ECLI:NL:RBROT:2021:13417

Rechtbank Rotterdam

Datum uitspraak
21 oktober 2021
Publicatiedatum
25 februari 2022
Zaaknummer
C/10/625288 / KG ZA 21-787
Instantie
Rechtbank Rotterdam
Type
Uitspraak
Rechtsgebied
Civiel recht
Procedures
  • Kort geding
Rechters
Vindplaatsen
  • Rechtspraak.nl
AI samenvatting door LexboostAutomatisch gegenereerd

Executiegeschil over dwangsommen in omgangsregeling na echtscheiding

In deze zaak, die voor de Rechtbank Rotterdam is behandeld, betreft het een kort geding waarin de vrouw vordert de opheffing van een executoriaal beslag dat is gelegd op haar loon vanwege verbeurde dwangsommen. De dwangsommen zijn opgelegd omdat de vrouw zich niet aan de omgangsregeling met haar minderjarige dochter heeft gehouden, zoals vastgesteld in een eerdere beschikking van de rechtbank. De man, de ex-echtgenoot van de vrouw, stelt dat de vrouw op verschillende data de zorgregeling niet heeft nageleefd, wat heeft geleid tot de verbeurdverklaring van de dwangsommen. De vrouw betwist dit en stelt dat de omgang niet heeft plaatsgevonden door omstandigheden die buiten haar invloed lagen, zoals het meenemen van een telefoon door de dochter tijdens de omgang met de vader.

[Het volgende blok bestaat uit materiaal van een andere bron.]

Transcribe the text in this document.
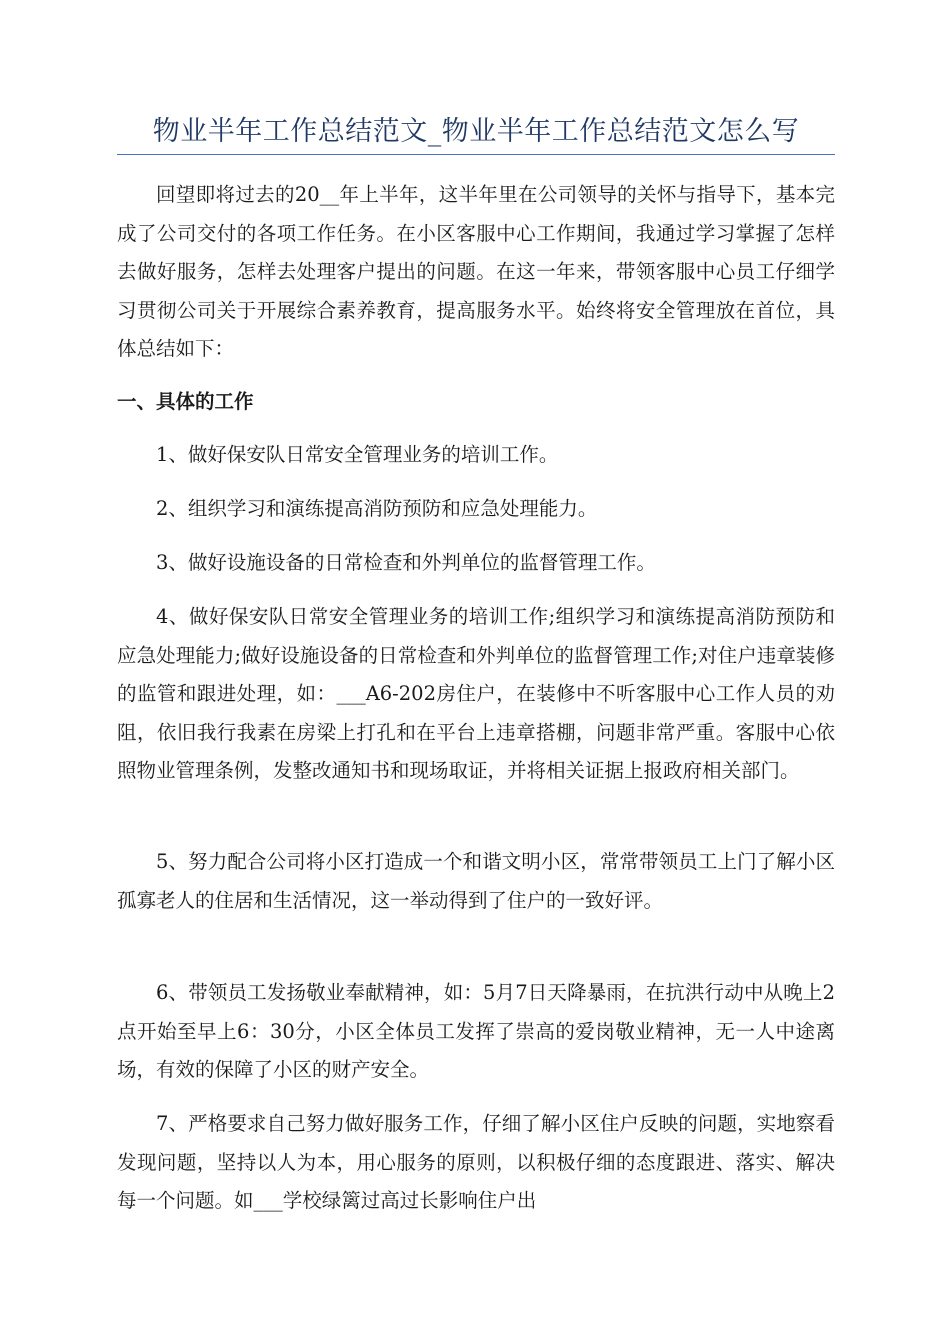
物业半年工作总结范文_物业半年工作总结范文怎么写

回望即将过去的20__年上半年，这半年里在公司领导的关怀与指导下，基本完成了公司交付的各项工作任务。在小区客服中心工作期间，我通过学习掌握了怎样去做好服务，怎样去处理客户提出的问题。在这一年来，带领客服中心员工仔细学习贯彻公司关于开展综合素养教育，提高服务水平。始终将安全管理放在首位，具体总结如下：

一、具体的工作

1、做好保安队日常安全管理业务的培训工作。

2、组织学习和演练提高消防预防和应急处理能力。

3、做好设施设备的日常检查和外判单位的监督管理工作。

4、做好保安队日常安全管理业务的培训工作;组织学习和演练提高消防预防和应急处理能力;做好设施设备的日常检查和外判单位的监督管理工作;对住户违章装修的监管和跟进处理，如：___A6-202房住户，在装修中不听客服中心工作人员的劝阻，依旧我行我素在房梁上打孔和在平台上违章搭棚，问题非常严重。客服中心依照物业管理条例，发整改通知书和现场取证，并将相关证据上报政府相关部门。

5、努力配合公司将小区打造成一个和谐文明小区，常常带领员工上门了解小区孤寡老人的住居和生活情况，这一举动得到了住户的一致好评。

6、带领员工发扬敬业奉献精神，如：5月7日天降暴雨，在抗洪行动中从晚上2点开始至早上6：30分，小区全体员工发挥了崇高的爱岗敬业精神，无一人中途离场，有效的保障了小区的财产安全。

7、严格要求自己努力做好服务工作，仔细了解小区住户反映的问题，实地察看发现问题，坚持以人为本，用心服务的原则，以积极仔细的态度跟进、落实、解决每一个问题。如___学校绿篱过高过长影响住户出
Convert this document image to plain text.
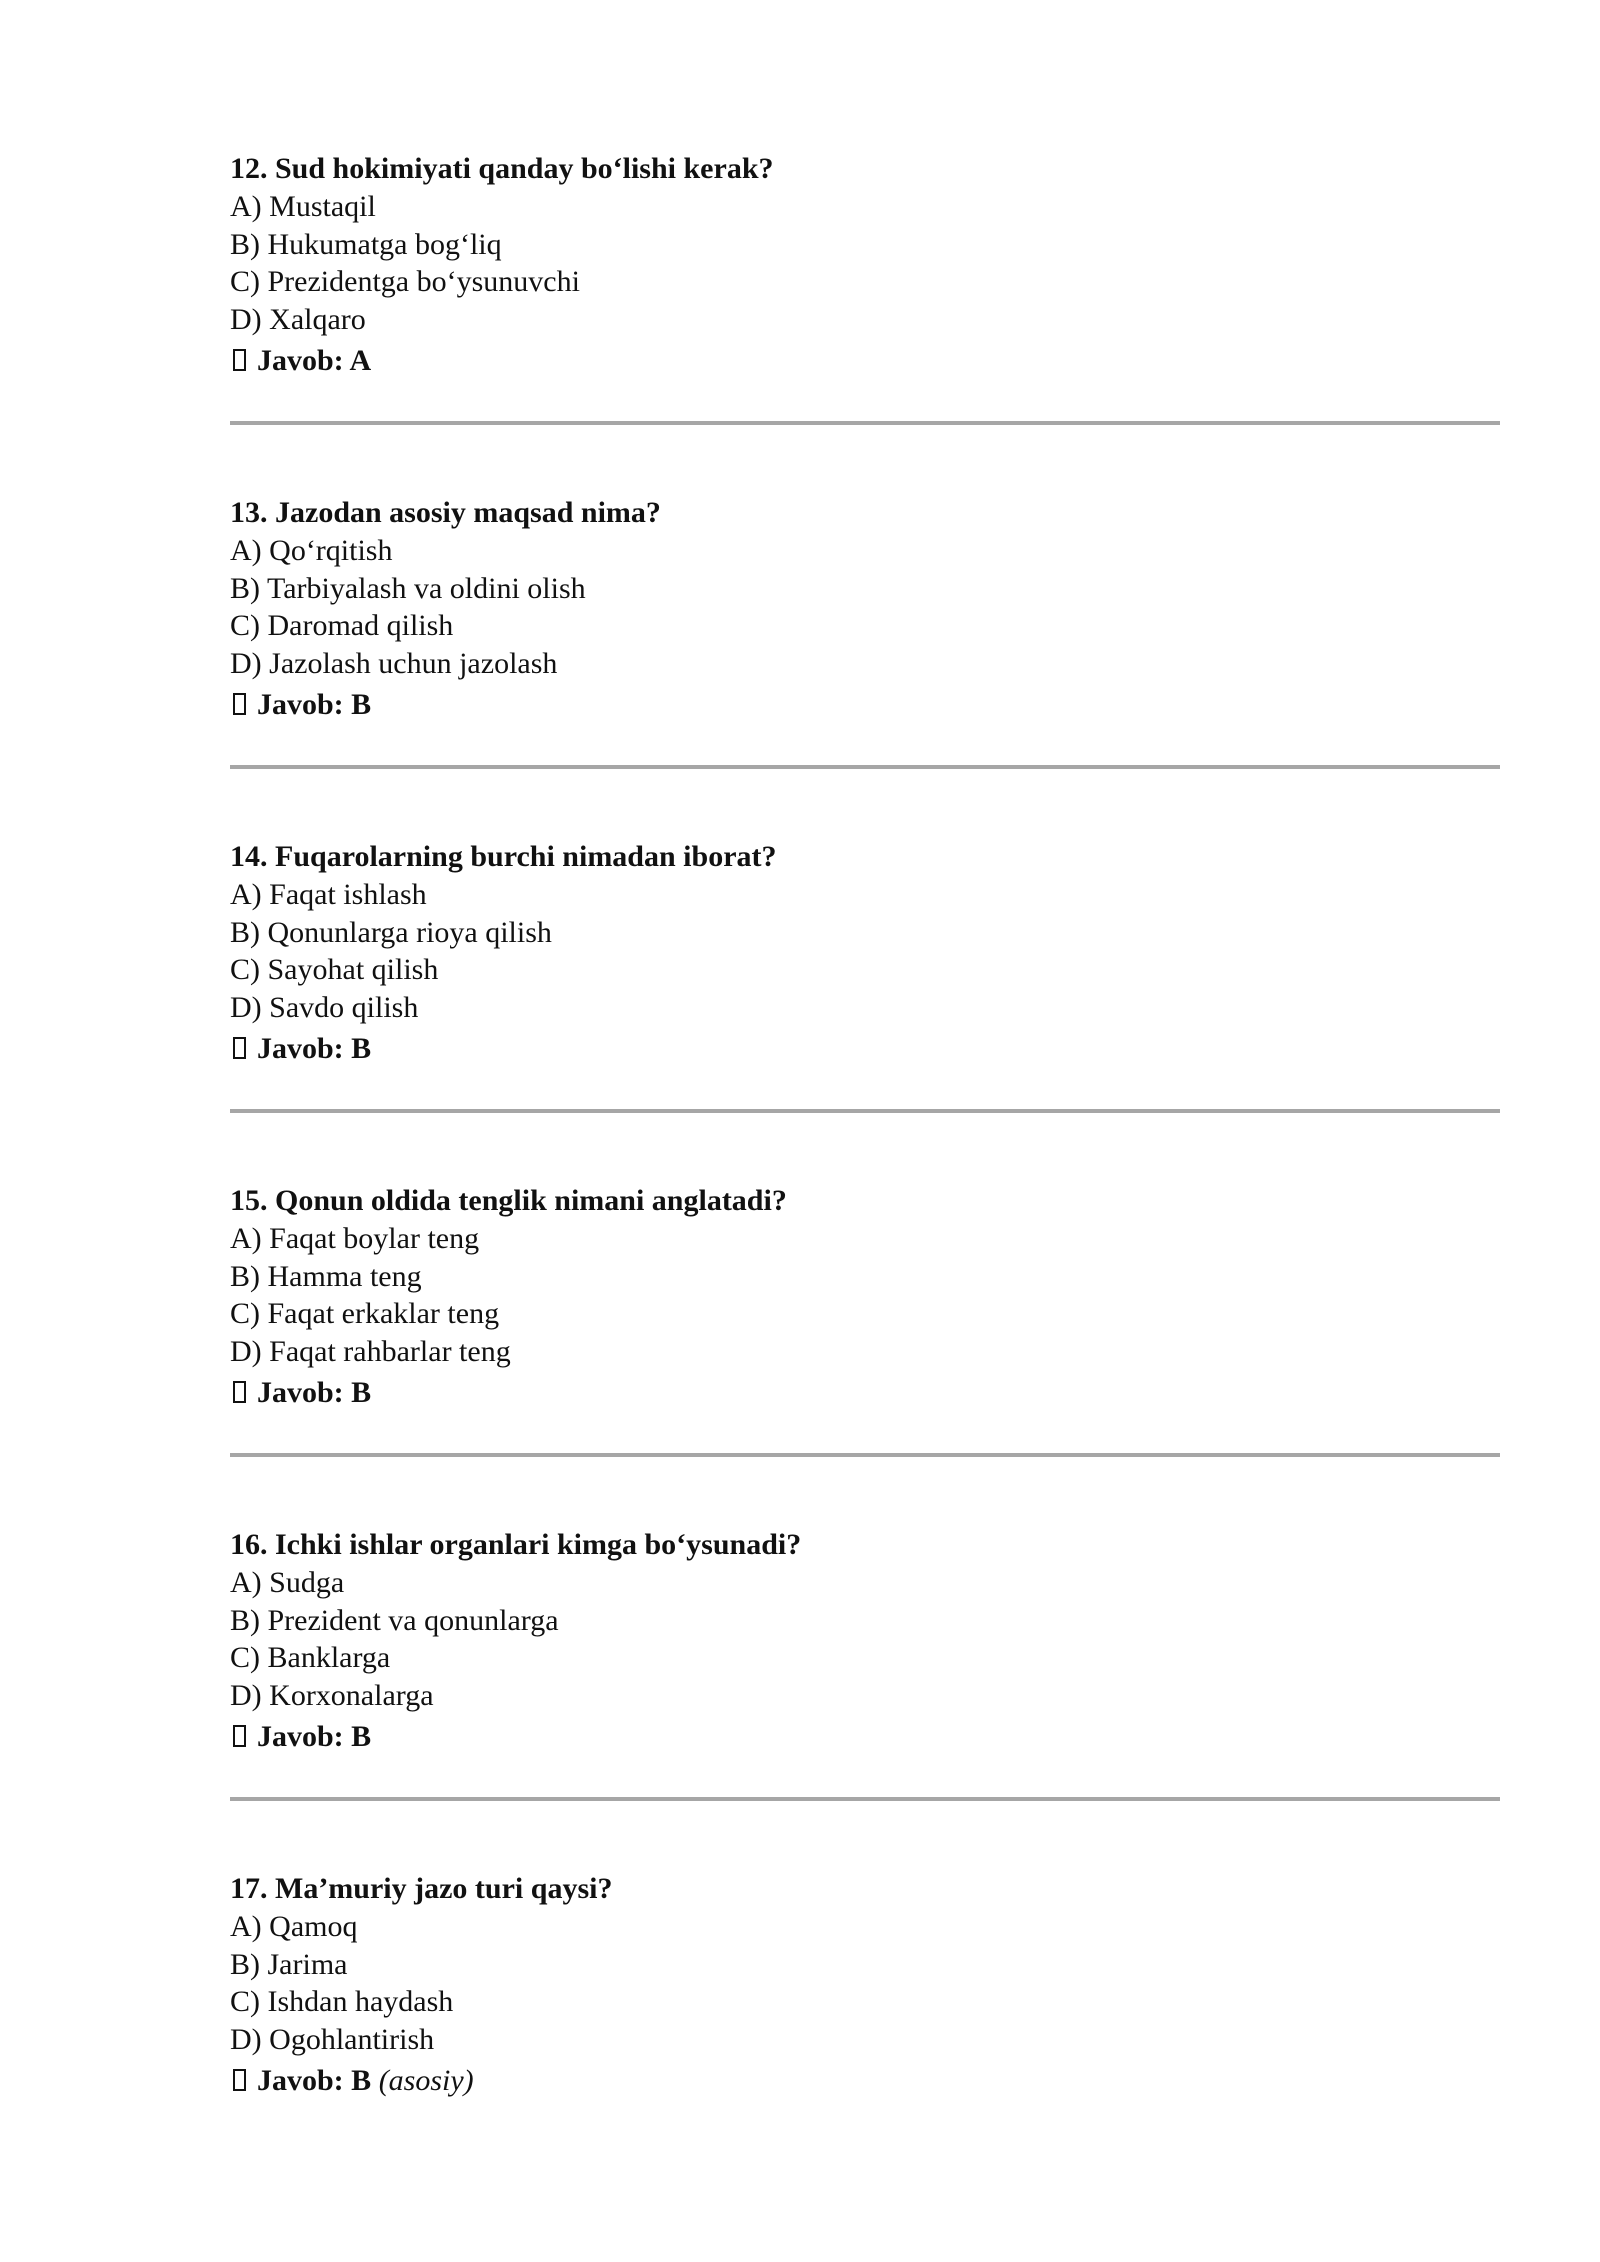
12. Sud hokimiyati qanday bo‘lishi kerak?

A) Mustaqil

B) Hukumatga bog‘liq

C) Prezidentga bo‘ysunuvchi

D) Xalqaro

Javob: A

13. Jazodan asosiy maqsad nima?

A) Qo‘rqitish

B) Tarbiyalash va oldini olish

C) Daromad qilish

D) Jazolash uchun jazolash

Javob: B

14. Fuqarolarning burchi nimadan iborat?

A) Faqat ishlash

B) Qonunlarga rioya qilish

C) Sayohat qilish

D) Savdo qilish

Javob: B

15. Qonun oldida tenglik nimani anglatadi?

A) Faqat boylar teng

B) Hamma teng

C) Faqat erkaklar teng

D) Faqat rahbarlar teng

Javob: B

16. Ichki ishlar organlari kimga bo‘ysunadi?

A) Sudga

B) Prezident va qonunlarga

C) Banklarga

D) Korxonalarga

Javob: B

17. Ma’muriy jazo turi qaysi?

A) Qamoq

B) Jarima

C) Ishdan haydash

D) Ogohlantirish

Javob: B (asosiy)
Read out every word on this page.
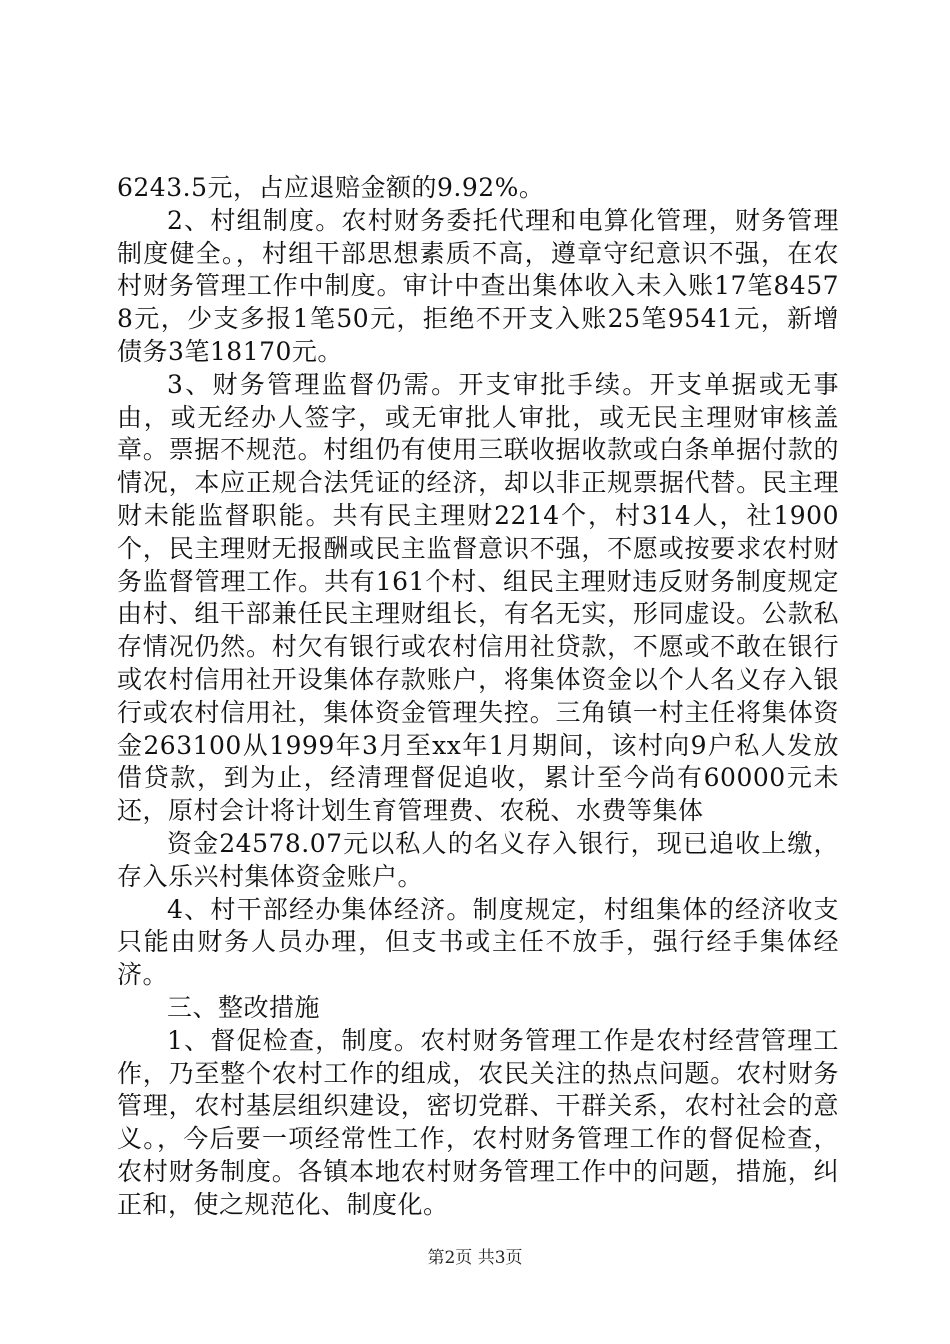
6243.5元，占应退赔金额的9.92%。

2、村组制度。农村财务委托代理和电算化管理，财务管理制度健全。，村组干部思想素质不高，遵章守纪意识不强，在农村财务管理工作中制度。审计中查出集体收入未入账17笔84578元，少支多报1笔50元，拒绝不开支入账25笔9541元，新增债务3笔18170元。

3、财务管理监督仍需。开支审批手续。开支单据或无事由，或无经办人签字，或无审批人审批，或无民主理财审核盖章。票据不规范。村组仍有使用三联收据收款或白条单据付款的情况，本应正规合法凭证的经济，却以非正规票据代替。民主理财未能监督职能。共有民主理财2214个，村314人，社1900个，民主理财无报酬或民主监督意识不强，不愿或按要求农村财务监督管理工作。共有161个村、组民主理财违反财务制度规定由村、组干部兼任民主理财组长，有名无实，形同虚设。公款私存情况仍然。村欠有银行或农村信用社贷款，不愿或不敢在银行或农村信用社开设集体存款账户，将集体资金以个人名义存入银行或农村信用社，集体资金管理失控。三角镇一村主任将集体资金263100从1999年3月至xx年1月期间，该村向9户私人发放借贷款，到为止，经清理督促追收，累计至今尚有60000元未还，原村会计将计划生育管理费、农税、水费等集体

资金24578.07元以私人的名义存入银行，现已追收上缴，存入乐兴村集体资金账户。

4、村干部经办集体经济。制度规定，村组集体的经济收支只能由财务人员办理，但支书或主任不放手，强行经手集体经济。

三、整改措施

1、督促检查，制度。农村财务管理工作是农村经营管理工作，乃至整个农村工作的组成，农民关注的热点问题。农村财务管理，农村基层组织建设，密切党群、干群关系，农村社会的意义。，今后要一项经常性工作，农村财务管理工作的督促检查，农村财务制度。各镇本地农村财务管理工作中的问题，措施，纠正和，使之规范化、制度化。

第2页 共3页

De rechtbank heeft de procedure in detail bekeken, inclusief de eerdere beschikkingen en de omstandigheden rondom de omgangsregeling. De rechtbank oordeelt dat de vrouw op bepaalde data dwangsommen heeft verbeurd, omdat zij de omgangsregeling niet naar behoren heeft nageleefd. Echter, voor het weekend van 14/15 augustus 2021 heeft de vrouw aangetoond dat er sprake was van overmacht, waardoor het beslag voor dat weekend wordt opgeheven. De rechtbank benadrukt het belang van communicatie tussen de ouders en moedigt hen aan om praktische afspraken te maken in plaats van juridische procedures te voeren.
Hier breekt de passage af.